Average Intraday Swing Sizes in GC

GC tends to move in “rotations” rather than random ticks. You’ll see the same swing sizes repeat all day when volatility is stable.

  • During quiet sessions: 1.5–3.0 point swings (15–30 ticks, $150–$300 per contract)
  • During normal U.S. session: 3.0–6.0 point swings (30–60 ticks, $300–$600 per contract)
  • During news / high vol: 8.0–15.0 point bursts (80–150 ticks, $800–$1,500 per contract)

If your stop is 0.8 points when GC is rotating 5 points at a time, you will get clipped on nearly every move. The size of the swings dictates the size of the stop, not what you “wish” your risk was.

GC Volatility by Session

GC volatility is not evenly distributed across the day. It follows the same session rhythm you saw in the best times to trade GC article.

Session (ET)Volatility Profile
Asia (6:00 pm – 3:00 am)Low ATR, small rotations, fake structure
London (3:00 am – 8:00 am)ATR expansion, first real trend legs
U.S. (8:00 am – 4:00 pm)Highest volatility, strong directional moves

If you’re trying to scalp GC in the middle of the night expecting U.S. session movement, that’s on you. The ATR isn’t there.

What ATR Actually Does for You in GC

ATR on GC is not a “nice to have” indicator. It tells you:

  • how wide your stop needs to be to survive normal noise
  • how far your targets can be without being delusional
  • whether the market is in a compression phase or expansion phase

On a 5-minute chart:

  • ATR at 1.0 → you’re in a calm environment; 2–3 point stops are already generous.
  • ATR at 3.0+ → GC is flying; a 2-point stop is just begging to get slapped.

This is the same logic you applied to ES in ES ATR Behavior and Volatility Zones, just scaled to GC’s tick value.

Defining GC Volatility Zones With ATR

You can simplify GC’s volatility profile into three zones using 5-minute ATR:

5-Min ATRZoneWhat It Means
0.80–1.50CompressionGC is drifting, breakouts will be cleaner
1.50–3.00NormalStandard intraday behavior, good for most setups
3.00+ExpansionNews-level or macro volatility, size down or get out

Your job isn’t to “fight” these zones. Your job is to adjust size and expectations to match them.

Risk Management: ATR × Tick Value = Reality Check

Your risk per trade in GC is just:

  • stop distance (in ticks) × $10 × number of contracts

Example:

  • 5-minute ATR ≈ 2.5 points
  • you set your stop at 2.5 points (25 ticks)
  • 25 ticks × $10 = $250 per contract

On a $5,000 account, that’s 5% risk for one GC contract. Two contracts is 10%. That’s how people blow out in a handful of trades and then blame “volatility.”

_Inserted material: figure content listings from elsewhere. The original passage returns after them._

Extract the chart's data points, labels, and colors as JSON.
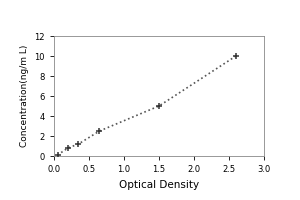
{
  "x_data": [
    0.05,
    0.2,
    0.35,
    0.65,
    1.5,
    2.6
  ],
  "y_data": [
    0.1,
    0.8,
    1.2,
    2.5,
    5.0,
    10.0
  ],
  "xlabel": "Optical Density",
  "ylabel": "Concentration(ng/m L)",
  "xlim": [
    0,
    3
  ],
  "ylim": [
    0,
    12
  ],
  "xticks": [
    0,
    0.5,
    1.0,
    1.5,
    2.0,
    2.5,
    3.0
  ],
  "yticks": [
    0,
    2,
    4,
    6,
    8,
    10,
    12
  ],
  "line_color": "#555555",
  "marker_color": "#333333",
  "marker_size": 5,
  "line_width": 1.2,
  "bg_color": "#ffffff",
  "xlabel_fontsize": 7.5,
  "ylabel_fontsize": 6.5,
  "tick_fontsize": 6
}
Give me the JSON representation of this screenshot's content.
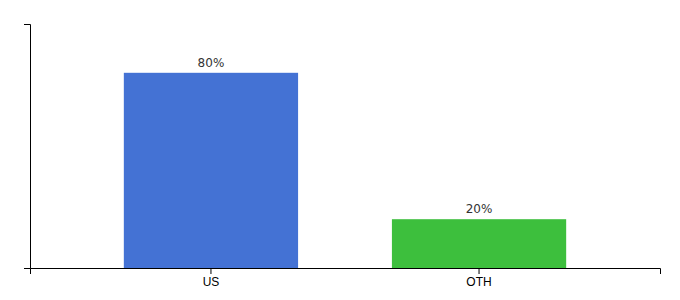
{
  "chart_data": {
    "type": "bar",
    "categories": [
      "US",
      "OTH"
    ],
    "values": [
      80,
      20
    ],
    "value_labels": [
      "80%",
      "20%"
    ],
    "colors": [
      "#4472D4",
      "#3DBF3D"
    ],
    "ylim": [
      0,
      100
    ],
    "data_labels": true,
    "tick_labels": "x",
    "grid": false
  }
}
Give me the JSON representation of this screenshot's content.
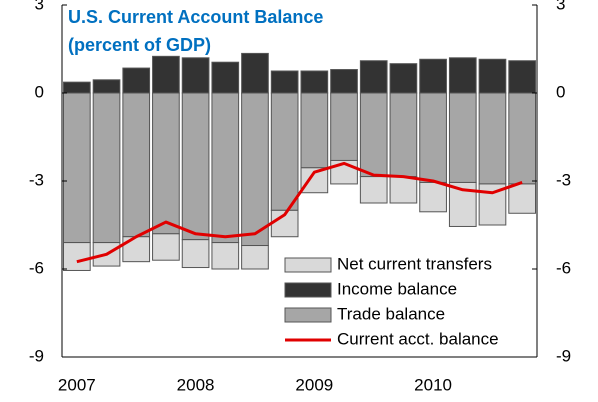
{
  "chart_data": {
    "type": "bar",
    "title": "U.S. Current Account Balance",
    "subtitle": "(percent of GDP)",
    "categories": [
      "2007",
      null,
      null,
      null,
      "2008",
      null,
      null,
      null,
      "2009",
      null,
      null,
      null,
      "2010",
      null,
      null,
      null
    ],
    "stacked": true,
    "series": [
      {
        "name": "Trade balance",
        "type": "bar",
        "color": "#a6a6a6",
        "values": [
          -5.1,
          -5.1,
          -4.9,
          -4.8,
          -5.0,
          -5.1,
          -5.2,
          -4.0,
          -2.55,
          -2.3,
          -2.85,
          -2.85,
          -3.05,
          -3.05,
          -3.1,
          -3.1
        ]
      },
      {
        "name": "Income balance",
        "type": "bar",
        "color": "#333333",
        "values": [
          0.37,
          0.45,
          0.85,
          1.25,
          1.2,
          1.05,
          1.35,
          0.75,
          0.75,
          0.8,
          1.1,
          1.0,
          1.15,
          1.2,
          1.15,
          1.1
        ]
      },
      {
        "name": "Net current transfers",
        "type": "bar",
        "color": "#d9d9d9",
        "values": [
          -0.95,
          -0.8,
          -0.85,
          -0.9,
          -0.95,
          -0.9,
          -0.8,
          -0.9,
          -0.85,
          -0.8,
          -0.9,
          -0.9,
          -1.0,
          -1.5,
          -1.4,
          -1.0
        ]
      },
      {
        "name": "Current acct. balance",
        "type": "line",
        "color": "#e00000",
        "values": [
          -5.75,
          -5.5,
          -4.9,
          -4.4,
          -4.8,
          -4.9,
          -4.8,
          -4.15,
          -2.7,
          -2.4,
          -2.8,
          -2.85,
          -3.0,
          -3.3,
          -3.4,
          -3.05
        ]
      }
    ],
    "ylim": [
      -9,
      3
    ],
    "yticks": [
      -9,
      -6,
      -3,
      0,
      3
    ],
    "y2lim": [
      -9,
      3
    ],
    "y2ticks": [
      -9,
      -6,
      -3,
      0,
      3
    ],
    "legend_position": "lower right"
  }
}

Adapting Position Size to GC Volatility

There are only three sane adjustments when GC volatility changes:

  • keep your stop in ATR terms and reduce contracts
  • reduce time in the market by trading only best sessions
  • switch to MGC when volatility spikes instead of pretending it’s fine

Any other “solution” is just hoping GC behaves according to your comfort level. It won’t.

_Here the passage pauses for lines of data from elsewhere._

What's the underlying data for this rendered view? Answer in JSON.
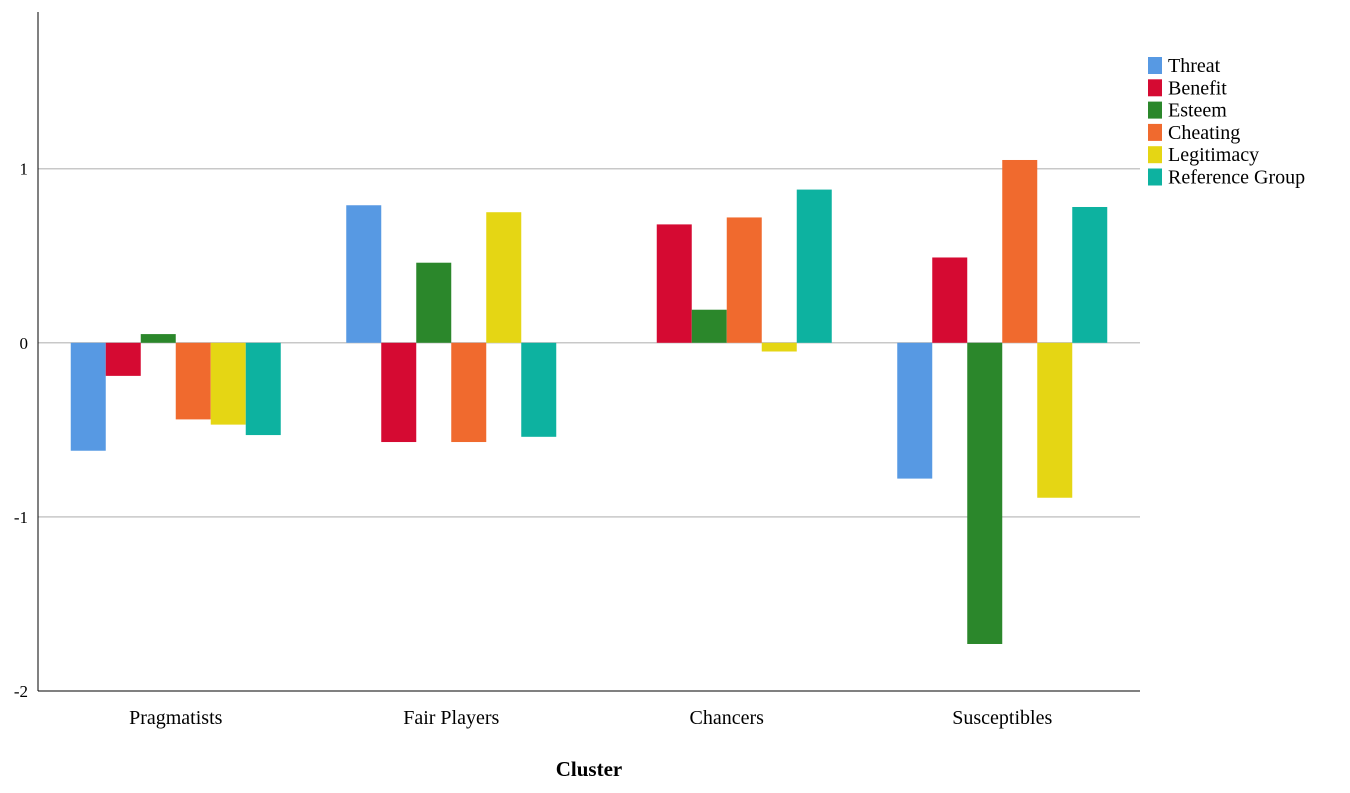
{
  "chart_data": {
    "type": "bar",
    "title": "",
    "xlabel": "Cluster",
    "ylabel": "",
    "ylim": [
      -2,
      1.9
    ],
    "yticks": [
      1,
      0,
      -1,
      -2
    ],
    "grid": true,
    "legend_position": "top-right",
    "categories": [
      "Pragmatists",
      "Fair Players",
      "Chancers",
      "Susceptibles"
    ],
    "series": [
      {
        "name": "Threat",
        "color": "#5799E3",
        "values": [
          -0.62,
          0.79,
          0.0,
          -0.78
        ]
      },
      {
        "name": "Benefit",
        "color": "#D50A32",
        "values": [
          -0.19,
          -0.57,
          0.68,
          0.49
        ]
      },
      {
        "name": "Esteem",
        "color": "#2B872B",
        "values": [
          0.05,
          0.46,
          0.19,
          -1.73
        ]
      },
      {
        "name": "Cheating",
        "color": "#F06A2E",
        "values": [
          -0.44,
          -0.57,
          0.72,
          1.05
        ]
      },
      {
        "name": "Legitimacy",
        "color": "#E5D614",
        "values": [
          -0.47,
          0.75,
          -0.05,
          -0.89
        ]
      },
      {
        "name": "Reference Group",
        "color": "#0DB2A0",
        "values": [
          -0.53,
          -0.54,
          0.88,
          0.78
        ]
      }
    ]
  }
}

Final Takeaway: GC Volatility Is Your Risk, Not a Surprise

GC has a clear volatility profile: specific ATR ranges by timeframe, predictable swing sizes, and session-based expansion patterns. Once you know that a normal GC swing is 3–6 points and that news can push 10+ points quickly, you stop pretending a 1-point stop on a full-size contract is reasonable. Volatility isn’t the problem—ignoring it is.